Kirchoff's laws and capacitance

[Praveen1901]

Homework Statement

When steady state is reached by keeping switch in position 1, then switch 'S' is transferred to position 2, then:
(A) Charge on 3F capacitor is 30C after S is transferred from position 1 to 2.
(B)Charge on 3F capacitor is 650/19 C after S is transferred from 1 to 2.
(C) Work done by battery 380 J after switch S is transferred from 1 to 2.
(D) Work done by battery is 80 J after S is transferred from 1 to 2.

Relevant Equations

Q=CV

Equivalent capacitance before and after remains the same.

Now the 10F capacitor (which was initially connected in parallel with 20F) would have 30 C charge. Hence an additional 20C must have been supplied to it. The only path which may supply the charge is through battery. However this leads to 6F capacitor having an additional charge of 20C as well. But in steady state the charge on it should have been the same as equivalent capacitance remained the same before and after

I'm unable to apply kirchhoffs law correctly here.

 

[BvU]

The only path which may supply the charge is through battery

Is only 'somewhat correct': capacitors can exchange charge to achieve a new 'equilibrium', i.e. voltage.
Look at the charges on the top right 10 and 20 F capacitors when S is opened.

 

[DaveE]

Sorry, I found the problem statement too confusing to follow your reasoning. I'm not saying it is wrong, I'm saying I'm too lazy to fill in all of the gaps in your description. Also I think there are typos in your table, everything is after 1 → 2.

But in steady state the charge on it should have been the same as equivalent capacitance remained the same before and after

This doesn't make sense to me. There are 2 steady states, 1 before, 1 after, so that confuses me. Also, the reasoning that since the capacitance didn't change the charge shouldn't change baffles me.

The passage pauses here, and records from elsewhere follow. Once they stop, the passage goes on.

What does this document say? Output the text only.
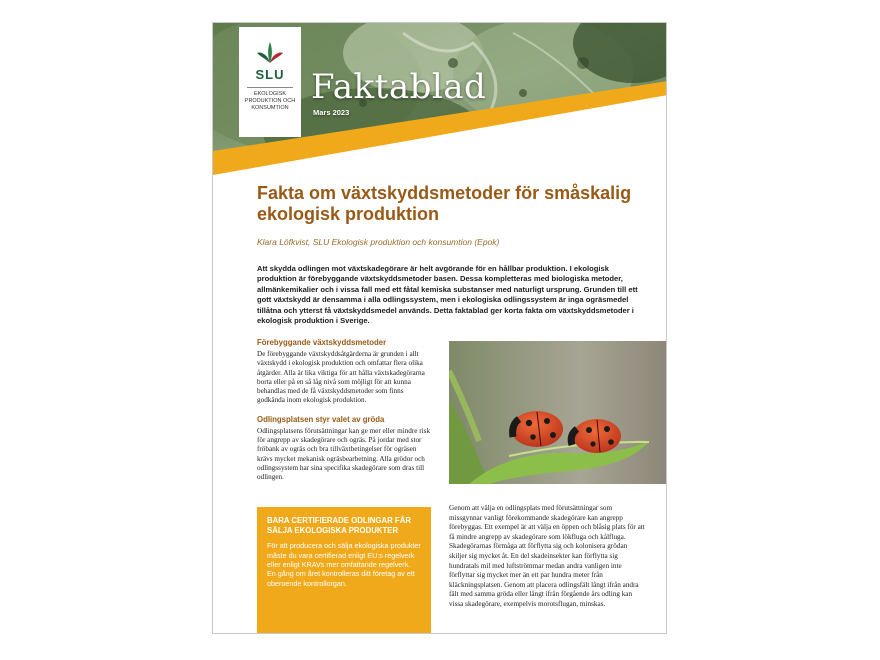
SLU
EKOLOGISK PRODUKTION OCH KONSUMTION
Faktablad
Mars 2023
Fakta om växtskyddsmetoder för småskalig ekologisk produktion
Klara Löfkvist, SLU Ekologisk produktion och konsumtion (Epok)
Att skydda odlingen mot växtskadegörare är helt avgörande för en hållbar produktion. I ekologisk produktion är förebyggande växtskyddsmetoder basen. Dessa kompletteras med biologiska metoder, allmänkemikalier och i vissa fall med ett fåtal kemiska substanser med naturligt ursprung. Grunden till ett gott växtskydd är densamma i alla odlingssystem, men i ekologiska odlingssystem är inga ogräsmedel tillåtna och ytterst få växtskyddsmedel används. Detta faktablad ger korta fakta om växtskyddsmetoder i ekologisk produktion i Sverige.
Förebyggande växtskyddsmetoder
De förebyggande växtskyddsåtgärderna är grunden i allt växtskydd i ekologisk produktion och omfattar flera olika åtgärder. Alla är lika viktiga för att hålla växtskadegörarna borta eller på en så låg nivå som möjligt för att kunna behandlas med de få växtskyddsmetoder som finns godkända inom ekologisk produktion.
Odlingsplatsen styr valet av gröda
Odlingsplatsens förutsättningar kan ge mer eller mindre risk för angrepp av skadegörare och ogräs. På jordar med stor fröbank av ogräs och bra tillväxtbetingelser för ogräsen krävs mycket mekanisk ogräsbearbetning. Alla grödor och odlingssystem har sina specifika skadegörare som dras till odlingen.
BARA CERTIFIERADE ODLINGAR FÅR SÄLJA EKOLOGISKA PRODUKTER
För att producera och sälja ekologiska produkter måste du vara certifierad enligt EU:s regelverk eller enligt KRAVs mer omfattande regelverk. En gång om året kontrolleras ditt företag av ett oberoende kontrollorgan.
Genom att välja en odlingsplats med förutsättningar som missgynnar vanligt förekommande skadegörare kan angrepp förebyggas. Ett exempel är att välja en öppen och blåsig plats för att få mindre angrepp av skadegörare som lökfluga och kålfluga. Skadegörarnas förmåga att förflytta sig och kolonisera grödan skiljer sig mycket åt. En del skadeinsekter kan förflytta sig hundratals mil med luftströmmar medan andra vanligen inte förflyttar sig mycket mer än ett par hundra meter från kläckningsplatsen. Genom att placera odlingsfält långt ifrån andra fält med samma gröda eller långt ifrån förgående års odling kan vissa skadegörare, exempelvis morotsflugan, minskas.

I know I'm not helping, but you will get better answer from people if you ask your questions more carefully. I may be willing to help solve problems, but I am not very motivated to work on the puzzle "what was the question?". Give us all of the information, for example.

Finally, any time you have a transient problem with capacitors in parallel (or inductors in series) you are treading on thin ice, physics-wise. There are some inherent paradoxes since your lumped element model isn't physically realizable, parasitics can not be ignored. For example: what is the peak current when the switch is closed? It's infinite, that's not realistic. Avoid any questions about what happens when the switch changes, only deal with before and after. For this circuit, stick with conservation of charge, stay away from energy conservation, it will confuse you.

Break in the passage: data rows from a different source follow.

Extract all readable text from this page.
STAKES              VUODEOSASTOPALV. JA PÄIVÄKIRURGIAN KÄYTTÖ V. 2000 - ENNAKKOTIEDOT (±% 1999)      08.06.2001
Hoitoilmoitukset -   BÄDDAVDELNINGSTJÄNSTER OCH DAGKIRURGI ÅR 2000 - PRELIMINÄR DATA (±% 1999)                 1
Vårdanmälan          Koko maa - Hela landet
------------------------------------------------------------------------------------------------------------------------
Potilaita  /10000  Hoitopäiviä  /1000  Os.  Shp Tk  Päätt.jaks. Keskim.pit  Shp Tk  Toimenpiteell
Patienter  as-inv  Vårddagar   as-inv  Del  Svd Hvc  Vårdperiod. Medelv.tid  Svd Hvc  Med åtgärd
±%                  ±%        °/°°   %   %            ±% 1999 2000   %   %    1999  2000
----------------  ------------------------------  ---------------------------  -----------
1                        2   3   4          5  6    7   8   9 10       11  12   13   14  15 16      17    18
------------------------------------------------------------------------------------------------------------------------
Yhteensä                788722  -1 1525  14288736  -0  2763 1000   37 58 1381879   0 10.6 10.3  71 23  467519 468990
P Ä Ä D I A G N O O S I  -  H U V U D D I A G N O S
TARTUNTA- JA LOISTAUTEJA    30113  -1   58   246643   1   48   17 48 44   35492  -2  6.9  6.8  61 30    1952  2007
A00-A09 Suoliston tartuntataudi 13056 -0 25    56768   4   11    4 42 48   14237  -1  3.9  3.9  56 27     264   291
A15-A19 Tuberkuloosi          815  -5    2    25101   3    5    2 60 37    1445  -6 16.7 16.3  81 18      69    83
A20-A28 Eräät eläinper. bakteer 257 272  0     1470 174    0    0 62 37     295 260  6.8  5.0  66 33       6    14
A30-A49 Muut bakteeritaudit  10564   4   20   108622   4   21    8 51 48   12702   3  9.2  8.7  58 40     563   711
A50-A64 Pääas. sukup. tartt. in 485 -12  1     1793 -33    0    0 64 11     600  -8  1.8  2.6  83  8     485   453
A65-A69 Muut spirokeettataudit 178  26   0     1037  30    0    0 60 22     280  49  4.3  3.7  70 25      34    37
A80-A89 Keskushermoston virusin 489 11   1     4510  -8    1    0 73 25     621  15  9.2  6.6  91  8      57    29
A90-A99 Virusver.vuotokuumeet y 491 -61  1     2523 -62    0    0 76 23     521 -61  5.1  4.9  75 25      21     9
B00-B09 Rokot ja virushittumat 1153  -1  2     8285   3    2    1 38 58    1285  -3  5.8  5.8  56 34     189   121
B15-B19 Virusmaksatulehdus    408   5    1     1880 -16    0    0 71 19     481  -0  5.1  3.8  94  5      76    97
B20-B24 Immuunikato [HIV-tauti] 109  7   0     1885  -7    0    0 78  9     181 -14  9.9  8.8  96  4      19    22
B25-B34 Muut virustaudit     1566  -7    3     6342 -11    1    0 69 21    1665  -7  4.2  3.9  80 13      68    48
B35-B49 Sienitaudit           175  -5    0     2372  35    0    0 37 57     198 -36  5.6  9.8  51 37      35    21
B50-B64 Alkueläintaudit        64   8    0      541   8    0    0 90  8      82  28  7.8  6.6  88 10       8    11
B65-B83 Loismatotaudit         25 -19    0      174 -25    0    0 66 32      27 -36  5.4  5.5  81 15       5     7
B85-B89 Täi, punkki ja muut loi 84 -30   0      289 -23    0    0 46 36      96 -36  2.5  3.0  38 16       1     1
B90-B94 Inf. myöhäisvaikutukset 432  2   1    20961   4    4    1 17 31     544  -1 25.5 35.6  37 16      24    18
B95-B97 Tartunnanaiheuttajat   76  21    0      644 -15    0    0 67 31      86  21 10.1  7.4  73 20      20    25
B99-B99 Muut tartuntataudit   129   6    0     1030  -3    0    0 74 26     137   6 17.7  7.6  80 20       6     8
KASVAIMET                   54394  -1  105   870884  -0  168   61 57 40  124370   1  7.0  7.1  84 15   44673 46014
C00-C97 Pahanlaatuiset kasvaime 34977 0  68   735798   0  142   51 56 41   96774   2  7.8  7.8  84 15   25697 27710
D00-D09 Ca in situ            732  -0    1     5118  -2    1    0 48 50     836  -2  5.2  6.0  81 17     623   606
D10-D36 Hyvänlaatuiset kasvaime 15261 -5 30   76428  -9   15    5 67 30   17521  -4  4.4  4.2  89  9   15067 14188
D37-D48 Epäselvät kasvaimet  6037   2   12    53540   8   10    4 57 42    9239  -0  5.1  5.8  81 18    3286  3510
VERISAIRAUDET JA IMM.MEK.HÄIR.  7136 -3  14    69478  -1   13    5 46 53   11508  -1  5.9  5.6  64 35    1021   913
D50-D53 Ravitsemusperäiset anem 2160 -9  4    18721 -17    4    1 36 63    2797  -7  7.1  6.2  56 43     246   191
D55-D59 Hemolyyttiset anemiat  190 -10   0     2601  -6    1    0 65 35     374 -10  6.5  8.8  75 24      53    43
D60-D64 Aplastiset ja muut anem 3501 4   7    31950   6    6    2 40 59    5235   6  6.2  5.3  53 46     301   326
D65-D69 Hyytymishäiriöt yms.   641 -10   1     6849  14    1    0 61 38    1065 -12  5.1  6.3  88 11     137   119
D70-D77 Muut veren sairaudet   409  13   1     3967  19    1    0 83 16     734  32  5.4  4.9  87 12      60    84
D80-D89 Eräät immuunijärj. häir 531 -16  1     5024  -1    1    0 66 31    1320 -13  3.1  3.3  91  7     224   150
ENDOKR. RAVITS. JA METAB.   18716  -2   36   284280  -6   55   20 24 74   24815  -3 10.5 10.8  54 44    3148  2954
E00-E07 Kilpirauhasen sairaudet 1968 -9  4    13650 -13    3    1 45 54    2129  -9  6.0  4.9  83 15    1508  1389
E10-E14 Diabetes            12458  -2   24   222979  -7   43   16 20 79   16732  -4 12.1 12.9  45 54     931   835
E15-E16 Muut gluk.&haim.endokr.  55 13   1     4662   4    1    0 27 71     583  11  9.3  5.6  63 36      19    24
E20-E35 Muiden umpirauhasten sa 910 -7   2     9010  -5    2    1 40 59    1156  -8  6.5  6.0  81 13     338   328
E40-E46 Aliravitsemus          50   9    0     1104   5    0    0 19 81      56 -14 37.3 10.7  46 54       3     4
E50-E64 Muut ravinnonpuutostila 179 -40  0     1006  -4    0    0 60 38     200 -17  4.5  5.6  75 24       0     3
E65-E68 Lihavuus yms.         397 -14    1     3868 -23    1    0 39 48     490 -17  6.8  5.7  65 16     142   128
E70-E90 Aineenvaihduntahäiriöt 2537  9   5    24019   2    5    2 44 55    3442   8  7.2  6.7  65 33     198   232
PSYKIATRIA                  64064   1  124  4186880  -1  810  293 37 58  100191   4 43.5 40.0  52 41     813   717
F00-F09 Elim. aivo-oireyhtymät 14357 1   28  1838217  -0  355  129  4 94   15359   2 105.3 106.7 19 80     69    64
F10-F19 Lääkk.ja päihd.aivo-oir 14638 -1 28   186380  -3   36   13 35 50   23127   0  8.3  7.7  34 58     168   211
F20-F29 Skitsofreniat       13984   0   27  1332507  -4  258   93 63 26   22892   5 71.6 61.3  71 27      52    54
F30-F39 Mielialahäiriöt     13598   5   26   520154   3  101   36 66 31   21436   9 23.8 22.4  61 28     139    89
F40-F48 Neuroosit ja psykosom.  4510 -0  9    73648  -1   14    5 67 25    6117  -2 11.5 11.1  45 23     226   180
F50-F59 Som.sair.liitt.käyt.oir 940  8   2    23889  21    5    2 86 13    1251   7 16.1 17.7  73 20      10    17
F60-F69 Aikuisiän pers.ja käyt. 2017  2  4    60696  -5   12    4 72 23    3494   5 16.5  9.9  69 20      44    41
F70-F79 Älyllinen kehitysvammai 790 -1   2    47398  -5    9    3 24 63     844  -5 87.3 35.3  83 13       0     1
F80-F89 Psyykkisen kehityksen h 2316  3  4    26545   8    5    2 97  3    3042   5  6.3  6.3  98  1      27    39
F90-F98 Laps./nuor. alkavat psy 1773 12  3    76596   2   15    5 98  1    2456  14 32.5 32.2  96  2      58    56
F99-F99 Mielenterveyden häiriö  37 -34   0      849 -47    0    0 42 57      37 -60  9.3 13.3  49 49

I am not saying this problem isn't good for some instructional purposes, depending on exactly how it is presented, but be careful.

 

[DaveE]

A more clear example of the parallel capacitor paradox may help, or it may make you more confused, yet a bit smarter anyway:

I'm too lazy to draw a schematic, so I'll describe it. Given a single loop circuit with three elements all in series; two are capacitors (1 F each), and a perfect switch. There are no other components, like resistors.

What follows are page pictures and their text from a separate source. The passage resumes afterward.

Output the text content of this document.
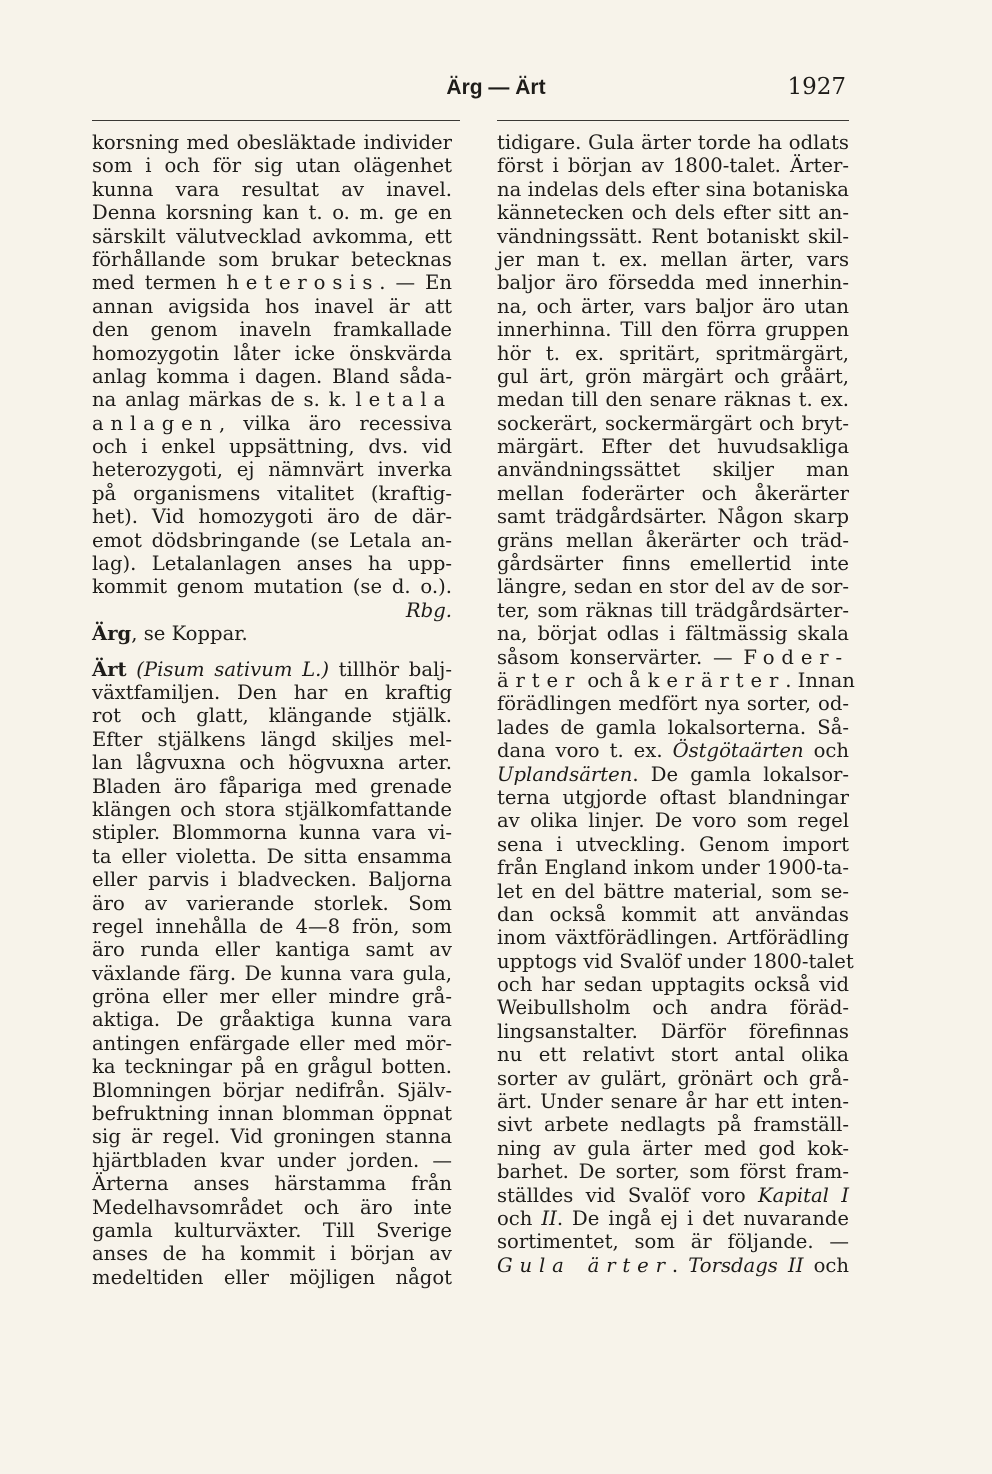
Ärg — Ärt	1927
korsning med obesläktade individer
som i och för sig utan olägenhet
kunna vara resultat av inavel.
Denna korsning kan t. o. m. ge en
särskilt välutvecklad avkomma, ett
förhållande som brukar betecknas
med termen heterosis. — En
annan avigsida hos inavel är att
den genom inaveln framkallade
homozygotin låter icke önskvärda
anlag komma i dagen. Bland såda-
na anlag märkas de s. k. letala
anlagen, vilka äro recessiva
och i enkel uppsättning, dvs. vid
heterozygoti, ej nämnvärt inverka
på organismens vitalitet (kraftig-
het). Vid homozygoti äro de där-
emot dödsbringande (se Letala an-
lag). Letalanlagen anses ha upp-
kommit genom mutation (se d. o.).
Rbg.
Ärg, se Koppar.
Ärt (Pisum sativum L.) tillhör balj-
växtfamiljen. Den har en kraftig
rot och glatt, klängande stjälk.
Efter stjälkens längd skiljes mel-
lan lågvuxna och högvuxna arter.
Bladen äro fåpariga med grenade
klängen och stora stjälkomfattande
stipler. Blommorna kunna vara vi-
ta eller violetta. De sitta ensamma
eller parvis i bladvecken. Baljorna
äro av varierande storlek. Som
regel innehålla de 4—8 frön, som
äro runda eller kantiga samt av
växlande färg. De kunna vara gula,
gröna eller mer eller mindre grå-
aktiga. De gråaktiga kunna vara
antingen enfärgade eller med mör-
ka teckningar på en grågul botten.
Blomningen börjar nedifrån. Själv-
befruktning innan blomman öppnat
sig är regel. Vid groningen stanna
hjärtbladen kvar under jorden. —
Ärterna anses härstamma från
Medelhavsområdet och äro inte
gamla kulturväxter. Till Sverige
anses de ha kommit i början av
medeltiden eller möjligen något
tidigare. Gula ärter torde ha odlats
först i början av 1800-talet. Ärter-
na indelas dels efter sina botaniska
kännetecken och dels efter sitt an-
vändningssätt. Rent botaniskt skil-
jer man t. ex. mellan ärter, vars
baljor äro försedda med innerhin-
na, och ärter, vars baljor äro utan
innerhinna. Till den förra gruppen
hör t. ex. spritärt, spritmärgärt,
gul ärt, grön märgärt och gråärt,
medan till den senare räknas t. ex.
sockerärt, sockermärgärt och bryt-
märgärt. Efter det huvudsakliga
användningssättet skiljer man
mellan foderärter och åkerärter
samt trädgårdsärter. Någon skarp
gräns mellan åkerärter och träd-
gårdsärter finns emellertid inte
längre, sedan en stor del av de sor-
ter, som räknas till trädgårdsärter-
na, börjat odlas i fältmässig skala
såsom konservärter. — Foder-
ärter och åkerärter. Innan
förädlingen medfört nya sorter, od-
lades de gamla lokalsorterna. Så-
dana voro t. ex. Östgötaärten och
Uplandsärten. De gamla lokalsor-
terna utgjorde oftast blandningar
av olika linjer. De voro som regel
sena i utveckling. Genom import
från England inkom under 1900-ta-
let en del bättre material, som se-
dan också kommit att användas
inom växtförädlingen. Artförädling
upptogs vid Svalöf under 1800-talet
och har sedan upptagits också vid
Weibullsholm och andra föräd-
lingsanstalter. Därför förefinnas
nu ett relativt stort antal olika
sorter av gulärt, grönärt och grå-
ärt. Under senare år har ett inten-
sivt arbete nedlagts på framställ-
ning av gula ärter med god kok-
barhet. De sorter, som först fram-
ställdes vid Svalöf voro Kapital I
och II. De ingå ej i det nuvarande
sortimentet, som är följande. —
Gula ärter. Torsdags II och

- Initially the switch is open, C1 has 2 V across it, C2 has 0 V across it.
- Initially, C1 has 2 C of charge (Q=CV) and 2J of energy (E=CV²/2). C2 has 0 C and 0 J.
- After the switch has closed and the charge has been redistributed (conservation of charge), each capacitor will have 1 V, 1 C, and 0.5 J of energy. The total charge in the circuit remains the same at 2 C, however, the total stored energy has decreased from 2 J to 1 J.

You could also work this problem assuming energy is conserved and show that charge isn't.

Also, don't assume the problem lies in the switch, it is perfect. I could have describe a transient problem with no switch and the result would be the same.

Ultimately the answer is that the question wasn't realistic. We ignored the processes at work when charge is moved, which is a much more advanced subject.